President Francois Hollande's decision 01 December 2016 not to run for a second term may not change the outcome of French elections, analysts say, but it reflected a broader populist backlash that was upending politics in Europe and the United States. Hollande became the first president in modern French history not to run for re-election, but he also faced record unpopularity, with approval ratings recently dipping to 4 percent. "In the months to come, my only duty will be to continue to lead my country," Hollande said in a hastily scheduled televised address, in which he did not endorse a leftist successor.
Prime Minister Manuel Valls, was saddled with the same political legacy as Hollande, making his own presidential prospects uncertain. BFM TV, a 24-hour rolling news and weather channel based in France, described Hollande as handing his prime minister a "poisoned present." The January 2017 Socialist primaries could pit centrist-minded Valls against much more leftist ex-economy minister Arnaud Montebourg.
A POP 2017 poll released on 12 January 2017 put Le Pen in first place for the first round of the election on 25 percent, just ahead of Fillon on 24 percent, although if Fillon were to face her in a second round, the same poll predicts he would beat her comfortably. The same poll shows Macron steadily gaining ground on Fillon and Le Pen, on 20 percent. He would also, according to the surveys, comfortably beat Le Pen in a second round, in which he was a whisker ahead of Fillon.
An Elabre poll published on 12 January 2017 showed that Macron was France’s most popular politician, with 41 percent saying they had a positive image of him, ahead of Fillon (35 percent) and Le Pen (29 percent). Betting markets also show a swing behind a candidate who was seen as a rank outsider at the end of 2016. The bookmakers’ odds of him winning have jumped from 7/1 to 4/1 in as little as a week, although Fillon remains firm favorite, in front of Le Pen at 3/1.
Surveys carried out during the primary in November 2016 showed that “integrity” was Fillon’s main vote-winner. It was the contrast between his austere, un-divorced, father-of-five persona and the scandal-plagued Nicolas Sarkozy that swayed so many social conservatives. “His candidacy rests on three pillars: probity, a strong work ethic and an aversion to state handouts,” Thomas Guénolé, a writer and political analyst, said 01 February 2017. “All three [pillars] are blown away by PenelopeGate,” he added.

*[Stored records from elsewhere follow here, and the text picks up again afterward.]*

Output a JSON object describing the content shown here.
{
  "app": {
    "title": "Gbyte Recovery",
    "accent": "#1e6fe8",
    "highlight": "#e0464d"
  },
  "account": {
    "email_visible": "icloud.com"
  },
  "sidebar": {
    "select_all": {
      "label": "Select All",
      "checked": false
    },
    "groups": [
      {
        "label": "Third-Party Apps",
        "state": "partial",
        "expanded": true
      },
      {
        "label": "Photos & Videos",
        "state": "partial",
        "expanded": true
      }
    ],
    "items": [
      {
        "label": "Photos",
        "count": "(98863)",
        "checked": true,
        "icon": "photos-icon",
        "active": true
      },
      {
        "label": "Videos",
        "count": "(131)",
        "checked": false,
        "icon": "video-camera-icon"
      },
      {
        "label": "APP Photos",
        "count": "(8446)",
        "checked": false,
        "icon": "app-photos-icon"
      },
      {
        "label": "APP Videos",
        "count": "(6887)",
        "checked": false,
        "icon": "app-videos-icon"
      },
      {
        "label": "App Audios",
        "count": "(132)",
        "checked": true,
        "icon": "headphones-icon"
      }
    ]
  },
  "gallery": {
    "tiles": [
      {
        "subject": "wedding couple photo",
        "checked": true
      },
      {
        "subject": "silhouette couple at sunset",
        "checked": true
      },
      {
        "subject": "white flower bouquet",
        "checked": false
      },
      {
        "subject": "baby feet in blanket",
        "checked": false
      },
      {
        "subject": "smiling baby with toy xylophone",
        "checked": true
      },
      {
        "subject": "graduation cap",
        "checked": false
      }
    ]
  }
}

Sixty-eight percent of respondents want French presidential hopeful François Fillon to withdraw from the election, a 04 February 2017 poll showed. Fillon’s popularity plunged following allegations that his wife was paid hundreds of thousands of euros for a "fake" job. The blow to Fillon’s reputation was measured by an Ifop poll conducted for Le Journal du Dimanche. Only 23 percent of those who took part in the poll consider the conservative candidate, who was until recently poised to become France's next president, “honest,” compared with 77 percent who think he was not.